Ed infatti il D.Lgs. 28 giugno 2005, n. 139, sostituendo i D.P.R. n. 1067 1068 del 1953, ha istituito l’Albo unificato dei dottori commercialisti e degli esperti contabili, e, oltre a una elencazione di attività comune alle due categorie (riproducente quella già relativa ai commercialisti secondo il D.P.R. n. 1067 del 1953), ha previsto un lungo elenco di altre attività di riconosciuta competenza tecnica dei soli iscritti alla Sezione A (Commercialisti) e un elenco di attività di riconosciuta competenza tecnica degli iscritti alla Sezione B (Esperti contabili) dell’Albo, fra le quali sono state incluse le seguenti: “a) tenuta e redazione dei libri contabili, fiscali e del lavoro, controllo della documentazione contabile, revisione e certificazione contabile di associazioni, persone fisiche o giuridiche diverse dalle società di capitali; b) elaborazione e predisposizione delle dichiarazioni tributarie e cura degli ulteriori adempimenti tributari”.
La specifica inclusione delle attività di tenuta e redazione dei libri contabili, fiscali e del lavoro, e di elaborazione e predisposizione delle dichiarazioni tributarie e cura degli ulteriori adempimenti tributari, nell’elenco di quelle riconosciute di competenza tecnica degli iscritti alla sezione B consente senz’altro di ritenere che lo svolgimento di esse, se effettuato da soggetto non abilitato con modalità tali da creare, in assenza di chiare indicazioni diverse dallo stesso provenienti, le apparenze dell’attività professionale svolta da esperto contabile regolarmente abilitato, è punibile a norma dell’art. 348 c.p.

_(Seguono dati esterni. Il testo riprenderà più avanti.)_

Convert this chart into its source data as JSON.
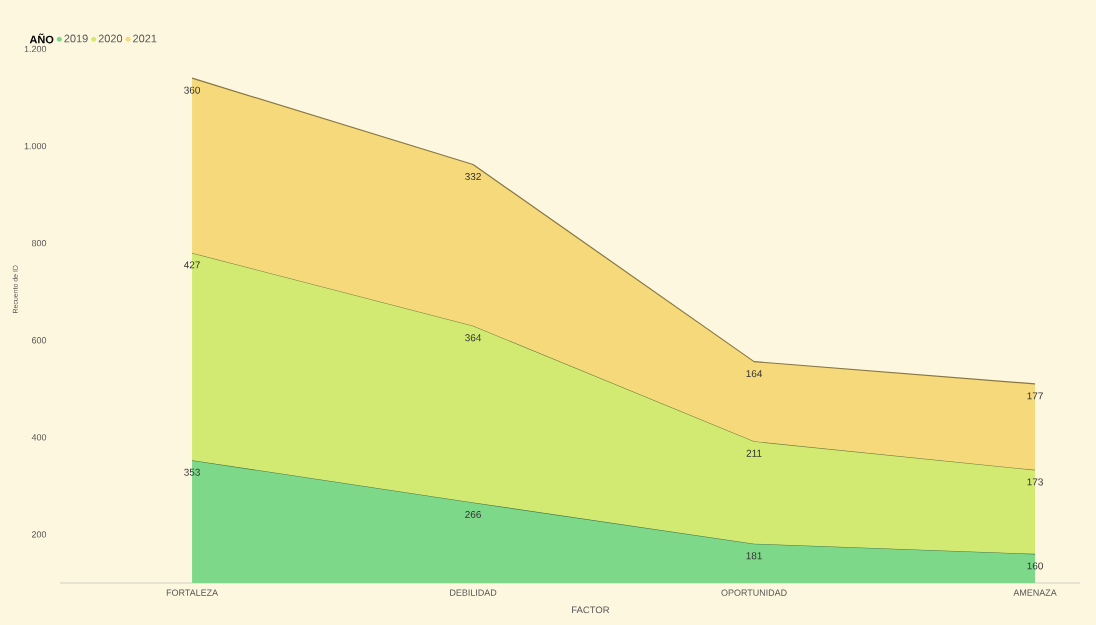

E’ di tutta evidenza che la Corte ha fatto corretta applicazione di queste norme e della suindicata pronunzia, evidenziando nel caso in esame gli indici sintomatici di una falsa apparenza che integra la condotta penalmente rilevante: il carattere oneroso della prestazione; la durata e risalenza del rapporto con lo studio di contabilità Abruzzese, iniziato dapprima con il padre e poi continuato con l’imputata, radiata dall’albo nell’anno 2012; lo svolgimento dell’attività in modo organizzato con struttura preordinata e dotato di personale impiegato per l’espletamento delle relative incombenze.